Macon Animal Control honors local Animal Control officer


Macon Animal Control and Central Georgia C.A.R.E.S. honored Animal Control Officer Van VanDeWalker for his outstanding work last fall as the Macon Animal Control interim director.
During his period as interim director, VanDeWalker was approached by Shane Smith with the idea for a “Pardon Week,” seven days in which the “kill shelter” would go without a single euthanasia. Smith, the organizer of the Paws for Hope and Faith concert in Atlanta last February, has been actively involved in rescue efforts for Macon animals for several years.
VanDeWalker agreed to Smith’s idea, and during one week in November the Macon Animal Control shelter became the first shelter in the nation to host an official Pardon Week. The event, thanks to the promotions through social media like Facebook and Twitter and the widespread cooperation between animal rescue groups, was a great success.
“Shane promised he would get every dog out of here, and he kept his promise,” VanDeWalker said.

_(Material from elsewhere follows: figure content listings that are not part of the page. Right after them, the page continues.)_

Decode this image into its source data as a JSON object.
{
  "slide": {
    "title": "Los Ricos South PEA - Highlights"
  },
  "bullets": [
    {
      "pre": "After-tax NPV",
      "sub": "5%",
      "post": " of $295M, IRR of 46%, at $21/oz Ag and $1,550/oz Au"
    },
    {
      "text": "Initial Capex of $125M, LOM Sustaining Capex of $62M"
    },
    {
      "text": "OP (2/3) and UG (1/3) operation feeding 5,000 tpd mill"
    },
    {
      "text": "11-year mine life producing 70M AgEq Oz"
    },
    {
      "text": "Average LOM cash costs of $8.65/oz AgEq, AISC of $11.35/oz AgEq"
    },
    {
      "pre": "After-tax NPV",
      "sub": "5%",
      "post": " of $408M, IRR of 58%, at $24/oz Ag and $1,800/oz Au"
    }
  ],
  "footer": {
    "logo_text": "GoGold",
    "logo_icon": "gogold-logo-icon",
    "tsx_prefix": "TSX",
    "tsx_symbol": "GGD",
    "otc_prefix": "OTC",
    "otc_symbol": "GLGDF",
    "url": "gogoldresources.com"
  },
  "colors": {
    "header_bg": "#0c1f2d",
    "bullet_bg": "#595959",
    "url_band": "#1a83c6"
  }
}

Once the week was over, VanDeWalker was curious to see how long the shelter could keep up the no-euthanasia streak. Together with Shane Smith, he extended the Pardon Week from seven days to seven full weeks. Helped by generous donations that began to roll in around Christmas, VanDeWalker and Smith’s efforts saved the lives of close to 70 animals from the shelter.
“It was like an automobile,” VanDeWalker said. “Shane Smith was the engineer who dreamed up the model and put the blueprint together. All I did was turn the ignition key.”
“What was so great about it was that it just kept going,” VanDeWalker added.
VanDeWalker received a commendation from Lieutenant Governor Casey Cagle and Ga. State Senator Miriam Paris earlier in March as a recognition of his efforts and achievement. However, VanDeWalker remains humble and insists that his role in the movement was a small one.
“It’s all about the community; it’s all about hundreds of people,” VanDeWalker said. “They had a ceremony for me up in Atlanta, and there should have been a hundred names on that plaque with me.”
In other significant news for the animal shelter, reports that Dr. Christopher Grice from Northside Weslyan Animal Hospital will be officially brought on board to assist the Macon Animal Control shelter for the next three months, until it is brought under the control of Bibb County.
VanDeWalker said that he looks forward to Grice joining the staff. “He’s a great guy. We all respect him and like him a lot,” said VanDeWalker.
There are many benefits to having a veterinarian like Grice on staff. Macon Animal Control will be able to conduct spaying and neutering operations on-site, as well as undesirable but necessary euthanasias. Having Grice will mean that the shelter will have ready access to the medicines the animals might need. Additionally, the animal control officers will be able to carry pain drugs to animals that need them upon pick-up, such as dogs and cats that are rescued after being hit by cars on the highway and need something to dull the pain.